Foi somente mais tarde que surgiu a modalidade “marinera” que emprega apenas peixes e frutos do mar.

Permita-me acompanhá-lo na sua feitura.

Mas já na introdução sou forçado a ponderar que já tive oportunidade de experimentar mais de uma centena de paellas elaboradas por espanhóis considerados peritos, tão ciosos quanto fiéis aos ritos tradicionais.

E posso afiançar-lhes: quando chegamos aos detalhes nem eles se entendem. Talvez porque o prato, respeitada sua estrutura básica, comporte infinitas variações.

Bem por isso procurarei ater-me à minha receita, levemente estilizada, tanto no que tange à feitura quanto na utilização dos ingredientes, mas que agrada indistintamente a todos os paladares.

Adianto-lhe que será úmida. Jamais transija nesse tópico. Paella seca constitui contravenção penal.

Comece por cozinhar lula e polvo em panela de pressão usando apenas o necessário de água. Algo em torno de um quilo de cada, pois é normal que encolham.. Reserve o caldo, limpe os moluscos e corte-os em pedaços.

Agora ponha a panela ao fogo. Paellera se tiver. Algumas colheres de azeite, alho e depois cebola. Acrescente algo em torno de quatro xícaras de arroz de primeira linha. Pouco depois meio quilo de peixe de carne firme cortada em pedaços, igual quantidade de mexilhões e, outro tanto de camarões médios descascados.

Coloque a lula e o polvo já cozidos e cubra todo o conjunto com o caldo reservado. Adicione um copo de ervilhas frescas ou congeladas e três pimentões vermelhos sem sementes cortados em fatias.

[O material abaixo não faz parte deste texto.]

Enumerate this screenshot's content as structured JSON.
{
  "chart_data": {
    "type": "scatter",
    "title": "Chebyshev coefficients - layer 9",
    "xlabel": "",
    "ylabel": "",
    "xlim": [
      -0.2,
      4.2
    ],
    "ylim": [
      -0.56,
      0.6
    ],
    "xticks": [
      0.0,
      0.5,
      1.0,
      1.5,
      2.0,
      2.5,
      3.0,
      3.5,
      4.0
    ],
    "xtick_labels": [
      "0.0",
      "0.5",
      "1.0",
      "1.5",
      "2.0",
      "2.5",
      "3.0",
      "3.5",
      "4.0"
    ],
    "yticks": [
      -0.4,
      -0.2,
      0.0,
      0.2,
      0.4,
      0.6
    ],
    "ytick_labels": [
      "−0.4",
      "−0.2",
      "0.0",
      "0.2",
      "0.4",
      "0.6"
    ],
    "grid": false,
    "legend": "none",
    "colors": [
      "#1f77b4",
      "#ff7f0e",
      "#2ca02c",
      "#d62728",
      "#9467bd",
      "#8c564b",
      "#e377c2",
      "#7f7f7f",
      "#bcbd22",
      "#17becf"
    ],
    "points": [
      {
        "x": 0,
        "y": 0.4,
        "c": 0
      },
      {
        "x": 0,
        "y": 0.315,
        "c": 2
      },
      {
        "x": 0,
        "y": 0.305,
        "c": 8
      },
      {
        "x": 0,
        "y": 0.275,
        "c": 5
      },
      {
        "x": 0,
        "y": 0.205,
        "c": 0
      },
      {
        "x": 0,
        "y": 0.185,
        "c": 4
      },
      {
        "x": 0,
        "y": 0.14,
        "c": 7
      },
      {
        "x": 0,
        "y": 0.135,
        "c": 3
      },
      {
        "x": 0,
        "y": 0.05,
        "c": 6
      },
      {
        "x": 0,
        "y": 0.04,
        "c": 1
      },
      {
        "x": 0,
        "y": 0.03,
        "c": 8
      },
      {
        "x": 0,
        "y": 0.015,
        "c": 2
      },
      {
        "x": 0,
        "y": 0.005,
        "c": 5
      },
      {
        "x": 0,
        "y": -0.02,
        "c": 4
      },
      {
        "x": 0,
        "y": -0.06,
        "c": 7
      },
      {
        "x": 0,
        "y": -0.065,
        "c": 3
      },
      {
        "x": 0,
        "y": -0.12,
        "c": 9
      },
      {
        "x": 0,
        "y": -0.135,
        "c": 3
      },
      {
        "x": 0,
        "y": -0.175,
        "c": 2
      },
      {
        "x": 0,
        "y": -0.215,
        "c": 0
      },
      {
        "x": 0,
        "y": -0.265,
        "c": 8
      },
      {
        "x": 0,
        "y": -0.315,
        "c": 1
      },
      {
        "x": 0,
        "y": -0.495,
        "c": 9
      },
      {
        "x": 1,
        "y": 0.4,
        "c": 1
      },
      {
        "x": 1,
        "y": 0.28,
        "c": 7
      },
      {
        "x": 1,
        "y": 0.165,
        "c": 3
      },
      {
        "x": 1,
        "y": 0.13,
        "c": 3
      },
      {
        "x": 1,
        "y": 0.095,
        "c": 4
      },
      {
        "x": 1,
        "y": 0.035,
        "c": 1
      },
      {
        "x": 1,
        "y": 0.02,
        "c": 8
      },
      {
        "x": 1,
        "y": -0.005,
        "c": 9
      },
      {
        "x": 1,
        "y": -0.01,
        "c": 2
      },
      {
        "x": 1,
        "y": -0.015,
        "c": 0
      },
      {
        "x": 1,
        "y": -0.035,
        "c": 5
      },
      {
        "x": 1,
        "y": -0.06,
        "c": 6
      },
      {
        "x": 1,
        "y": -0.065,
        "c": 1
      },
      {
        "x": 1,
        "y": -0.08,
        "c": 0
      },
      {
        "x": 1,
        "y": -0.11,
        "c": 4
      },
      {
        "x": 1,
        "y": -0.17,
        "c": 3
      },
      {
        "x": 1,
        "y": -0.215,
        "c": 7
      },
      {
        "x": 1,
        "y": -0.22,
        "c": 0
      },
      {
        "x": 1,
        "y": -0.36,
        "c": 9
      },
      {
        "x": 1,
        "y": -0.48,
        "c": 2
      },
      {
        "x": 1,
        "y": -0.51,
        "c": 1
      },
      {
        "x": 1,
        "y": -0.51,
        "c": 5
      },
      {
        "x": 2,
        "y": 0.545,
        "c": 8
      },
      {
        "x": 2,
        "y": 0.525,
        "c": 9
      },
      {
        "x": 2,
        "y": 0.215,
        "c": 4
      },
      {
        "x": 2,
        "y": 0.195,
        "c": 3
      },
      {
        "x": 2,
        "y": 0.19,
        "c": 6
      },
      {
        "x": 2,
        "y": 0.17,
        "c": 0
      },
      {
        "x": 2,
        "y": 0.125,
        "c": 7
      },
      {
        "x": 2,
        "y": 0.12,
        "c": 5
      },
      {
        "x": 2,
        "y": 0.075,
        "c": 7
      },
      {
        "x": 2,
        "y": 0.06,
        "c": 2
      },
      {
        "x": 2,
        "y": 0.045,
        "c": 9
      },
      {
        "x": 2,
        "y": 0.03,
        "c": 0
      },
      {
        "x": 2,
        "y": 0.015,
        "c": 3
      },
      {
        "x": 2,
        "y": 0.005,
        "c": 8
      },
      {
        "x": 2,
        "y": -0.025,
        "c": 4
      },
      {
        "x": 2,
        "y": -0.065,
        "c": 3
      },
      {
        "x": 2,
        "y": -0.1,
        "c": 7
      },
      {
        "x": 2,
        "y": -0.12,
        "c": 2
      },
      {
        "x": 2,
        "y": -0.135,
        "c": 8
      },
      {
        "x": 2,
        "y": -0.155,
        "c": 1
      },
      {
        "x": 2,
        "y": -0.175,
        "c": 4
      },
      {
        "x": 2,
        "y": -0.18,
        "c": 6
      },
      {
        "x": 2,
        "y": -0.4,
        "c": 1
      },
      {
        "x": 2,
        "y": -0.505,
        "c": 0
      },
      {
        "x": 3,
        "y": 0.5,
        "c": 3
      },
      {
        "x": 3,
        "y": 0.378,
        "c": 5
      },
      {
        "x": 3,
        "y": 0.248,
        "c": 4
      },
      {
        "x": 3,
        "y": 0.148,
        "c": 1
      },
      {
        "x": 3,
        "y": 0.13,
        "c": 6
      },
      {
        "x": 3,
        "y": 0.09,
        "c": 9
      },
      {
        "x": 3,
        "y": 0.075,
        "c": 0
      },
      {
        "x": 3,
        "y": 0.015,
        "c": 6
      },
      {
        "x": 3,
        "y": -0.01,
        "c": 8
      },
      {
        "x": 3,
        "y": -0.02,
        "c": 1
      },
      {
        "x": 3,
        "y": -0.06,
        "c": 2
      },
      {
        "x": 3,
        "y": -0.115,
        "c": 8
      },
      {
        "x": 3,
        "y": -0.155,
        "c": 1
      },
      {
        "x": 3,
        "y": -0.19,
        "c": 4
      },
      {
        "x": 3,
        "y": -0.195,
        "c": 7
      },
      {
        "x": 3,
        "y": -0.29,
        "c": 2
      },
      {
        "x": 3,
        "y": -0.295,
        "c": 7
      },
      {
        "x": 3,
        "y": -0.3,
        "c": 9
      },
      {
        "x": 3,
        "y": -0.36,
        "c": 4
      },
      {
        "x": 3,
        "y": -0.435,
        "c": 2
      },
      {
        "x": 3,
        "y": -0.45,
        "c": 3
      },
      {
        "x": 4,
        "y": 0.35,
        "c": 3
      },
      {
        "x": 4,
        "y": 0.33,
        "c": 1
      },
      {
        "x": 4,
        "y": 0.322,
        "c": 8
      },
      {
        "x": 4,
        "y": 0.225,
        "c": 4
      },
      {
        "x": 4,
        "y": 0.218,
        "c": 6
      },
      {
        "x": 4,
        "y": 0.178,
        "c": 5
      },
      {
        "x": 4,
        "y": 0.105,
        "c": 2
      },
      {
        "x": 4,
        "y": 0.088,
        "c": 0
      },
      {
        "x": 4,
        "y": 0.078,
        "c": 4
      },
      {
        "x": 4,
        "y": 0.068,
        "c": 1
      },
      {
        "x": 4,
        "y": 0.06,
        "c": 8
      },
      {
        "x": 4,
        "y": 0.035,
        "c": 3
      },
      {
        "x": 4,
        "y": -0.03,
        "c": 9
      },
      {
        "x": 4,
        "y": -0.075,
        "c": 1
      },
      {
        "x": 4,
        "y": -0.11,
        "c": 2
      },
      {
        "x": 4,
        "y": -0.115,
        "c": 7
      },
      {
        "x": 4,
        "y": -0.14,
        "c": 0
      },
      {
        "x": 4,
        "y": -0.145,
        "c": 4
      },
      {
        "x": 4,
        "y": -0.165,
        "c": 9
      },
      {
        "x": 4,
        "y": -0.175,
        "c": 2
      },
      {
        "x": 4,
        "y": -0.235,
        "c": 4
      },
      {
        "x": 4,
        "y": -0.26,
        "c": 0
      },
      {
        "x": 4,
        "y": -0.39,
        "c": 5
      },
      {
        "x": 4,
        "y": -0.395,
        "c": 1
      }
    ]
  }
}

Apele, agora, para sua criatividade. Outros frutos do mar, se disponíveis, serão benvindos: vieiras, vôngoles, carne de lagosta, pitus e tudo aquilo que sua imaginação ditar.

Tempere com sal e junte perto de cinco gramas de açafrão.

Neste ponto uma breve advertência: os pistilos dessa flor, mesmo em pequena quantidade, transferem a todo o conjunto uma característica cor amarelo ouro. Mas são insuportavelmente caros. Talvez por isso já tenha visto espanhol legítimo empregar uma minúscula porção de açafrão e completá-la com corante alimentar amarelo. E, outros, em maior número, descendentes dos primeiros, utilizar exclusivamente o “açafrão nacional”, que nada mais é que um pó elaborado com raiz de cúrcuma.

Afaste-se, agora, do fogão e deixe a iguaria sozinha atingir o ponto correto. Aproveite esse interregno para saltear numa frigideira à parte alguns camarões graúdos inteiros e algumas caudas de lagosta previamente aferventadas em água e sal.

Quando o arroz estiver cozido tudo estará. Use toda sua criatividade e complete a decoração com essas últimas peças.

O visual, perceba, é apaixonante. A mescla de sabores que se seguirá, incomparável. E, o que também é muito importante: a não ser o lugar que cada convidado deverá tomar à mesa nada mais V. precisará explicar.

P.S. Em suas andanças pelo mundo, quando for a um restaurante, não perca tempo pedindo um dicionário ao garçom.

Diga simplesmente paella. Você poderá pedir, suplicar, gritar, implorar, balbuciar, urrar ou até grunhir se for do seu feitio. Acredite, todos o entenderão perfeitamente.

Porque paella se pronuncia paella em todos os idiomas em qualquer lugar do mundo.